Demo iOS application to generate an accurately timestamped transcript given an audio file and its pre-supplied text.

It leverages Google Cloud Platform's Speech-to-Text API for its time offsets feature (that is, returning the absolute timestamp of each word relative to the beginning of the audio). Any mistranscriptions from the service can then be corrected using the pre-supplied text and a sequence alignment algorithm.

Why is this useful?

In cases where the raw text transcription of a piece of audio is known upfront, we can use this to obtain the correct word-level timestamps.

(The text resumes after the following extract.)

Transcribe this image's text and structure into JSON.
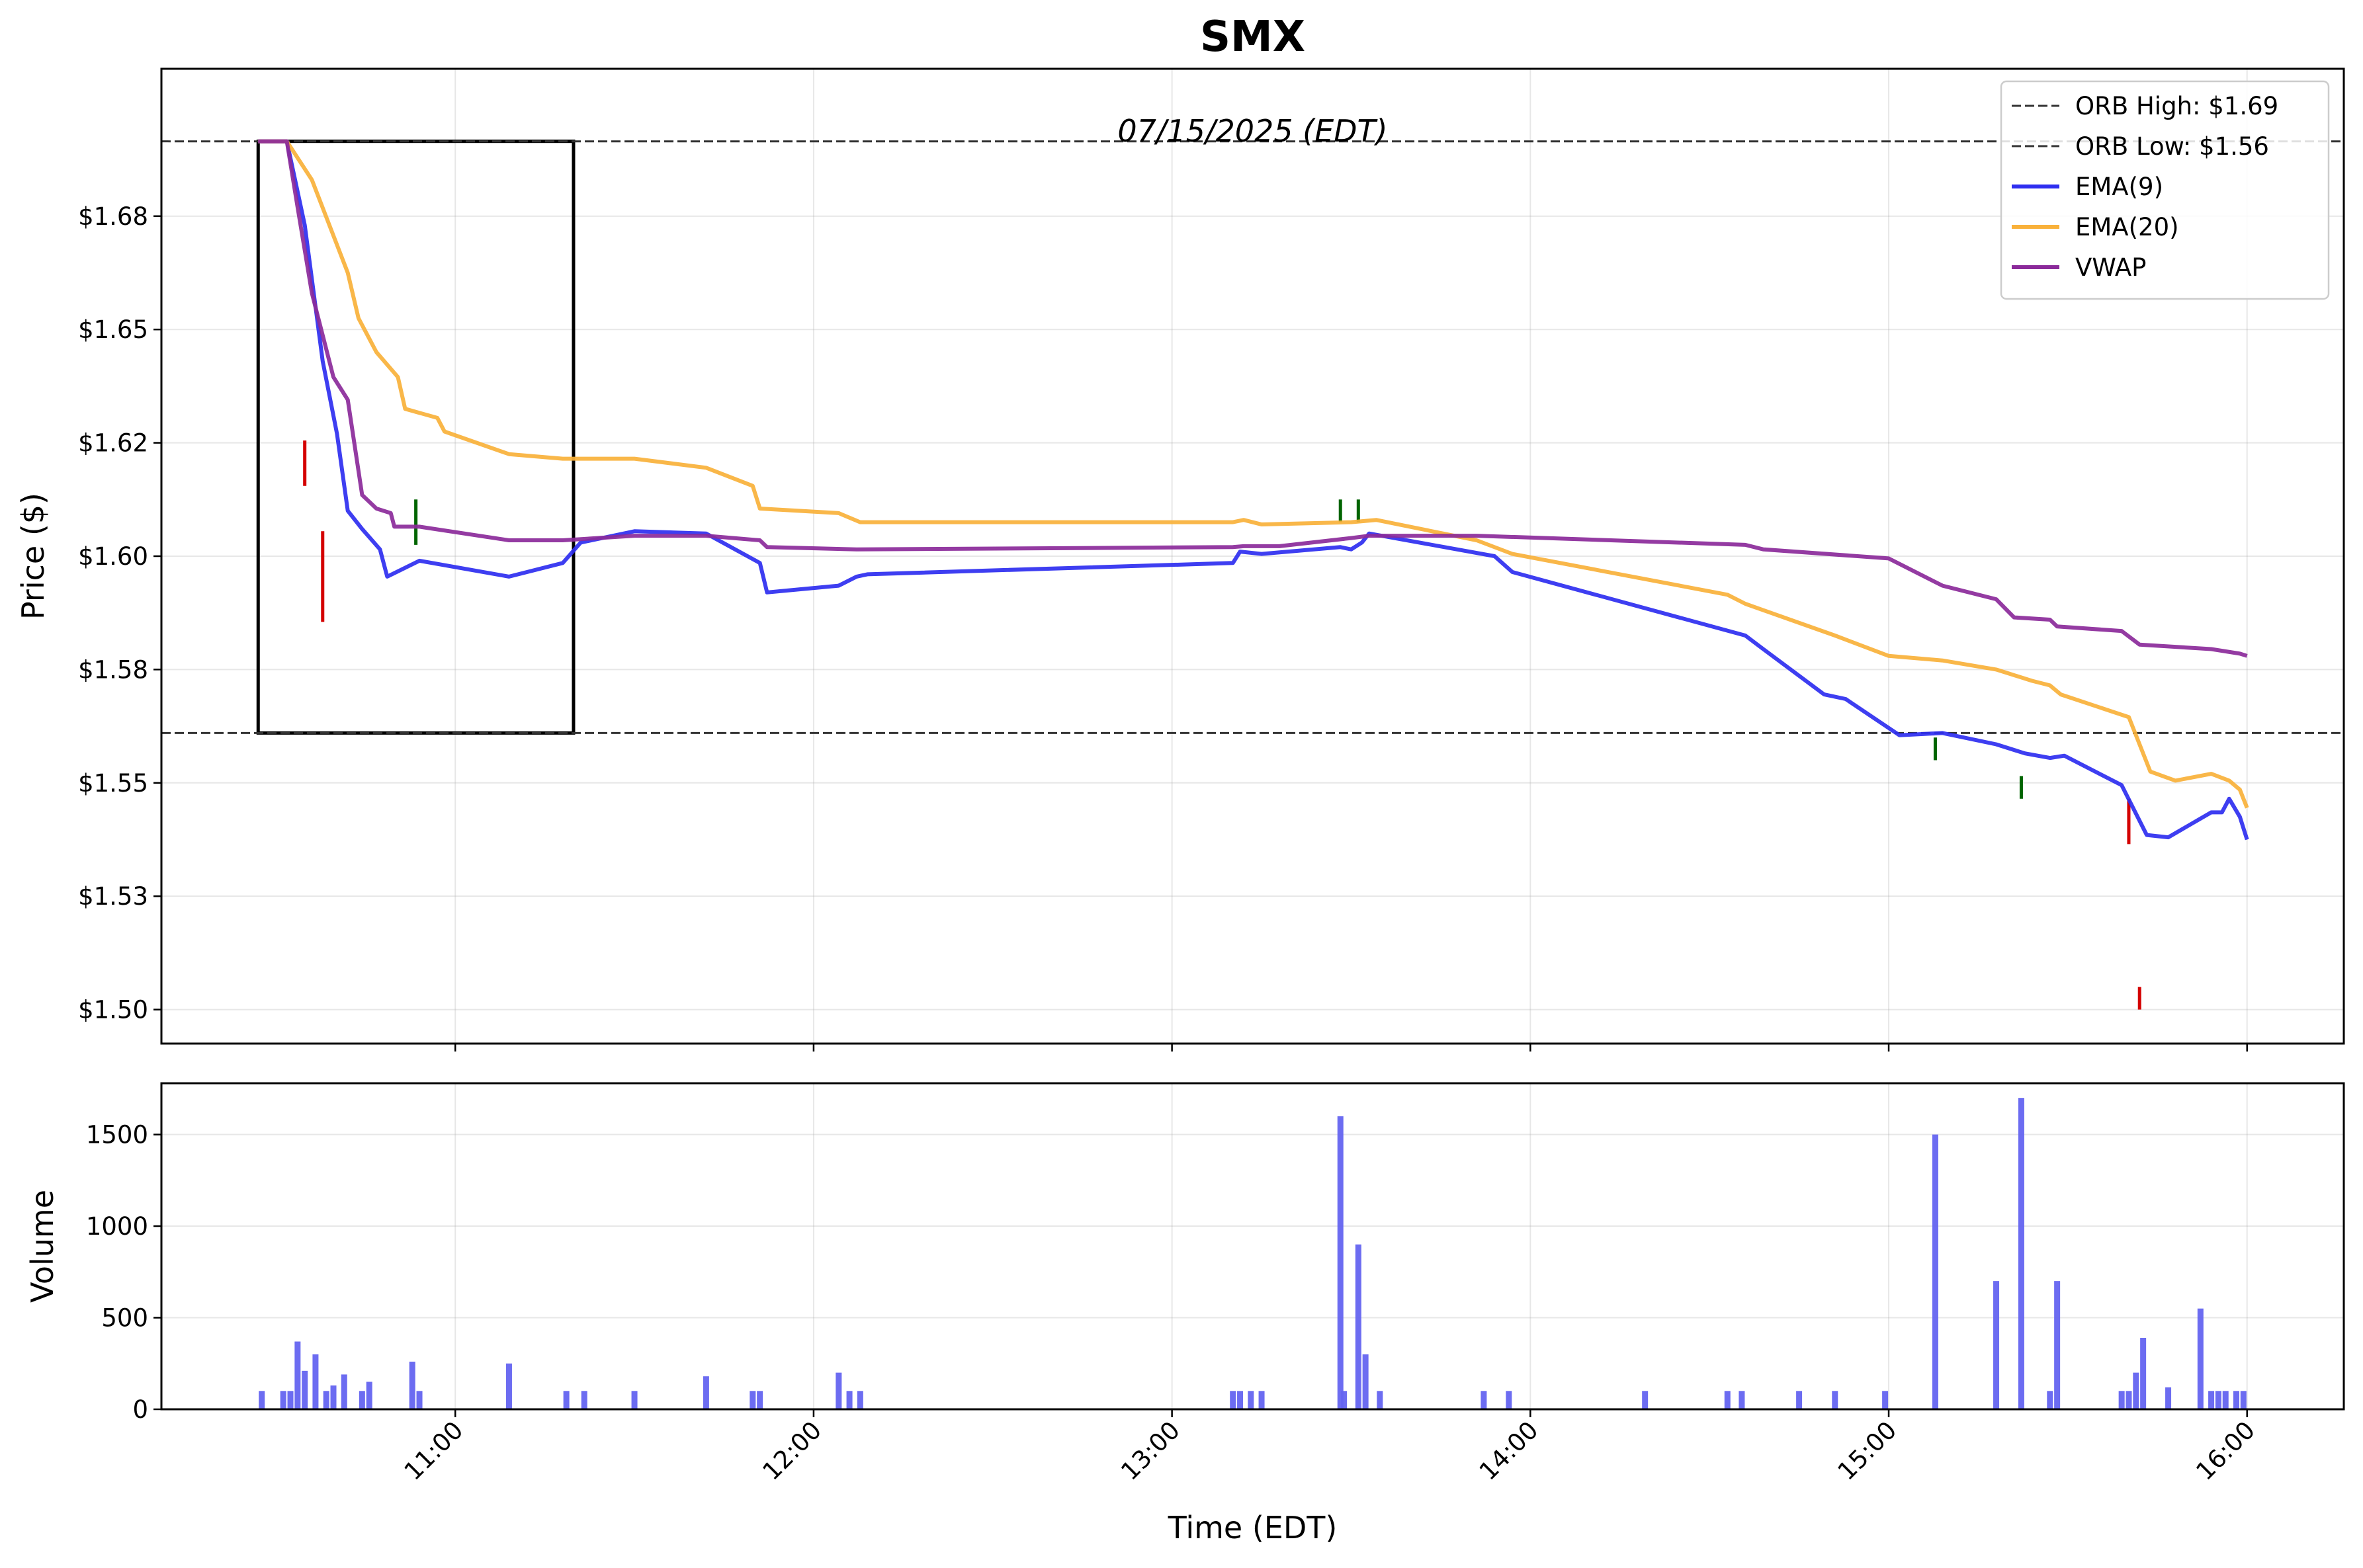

This resulting information is useful for contexts relating to interactive language education and music lyrics.

Big idea

  1. Record some speech
  2. Provide manual transcript of what was said (a String)
  3. Generate timestamped transcription of audio from GCP's Speech-to-Text API
  4. Square up the provided transcription and the API's transcript using a sequence alignment algorithm, keeping the underlying actual word-timestamp pairs.
  5. Voilà!

Getting Started

  • Rename Secrets.template.plist to Secrets.plist and provide your Google Cloud Platform API key for the field GOOGLE_API_KEY.
  • Build and run the SpeechTimestamper target in Xcode.

gRPC

This project uses gRPC instead of REST to communicate with GCP services. While there is not yet an official Google Cloud Client Library for Swift), this project can be used as an example of how to interact with Google Cloud services (polling long-running operations, etc) using Swift with gRPC. For basic functionality of the gRPC API for Swift, see the Swift gRPC Overview.

If you'd like to generate the most up-to-date protobuf definitions, you'll need protobuf installed and then run a fresh pod update.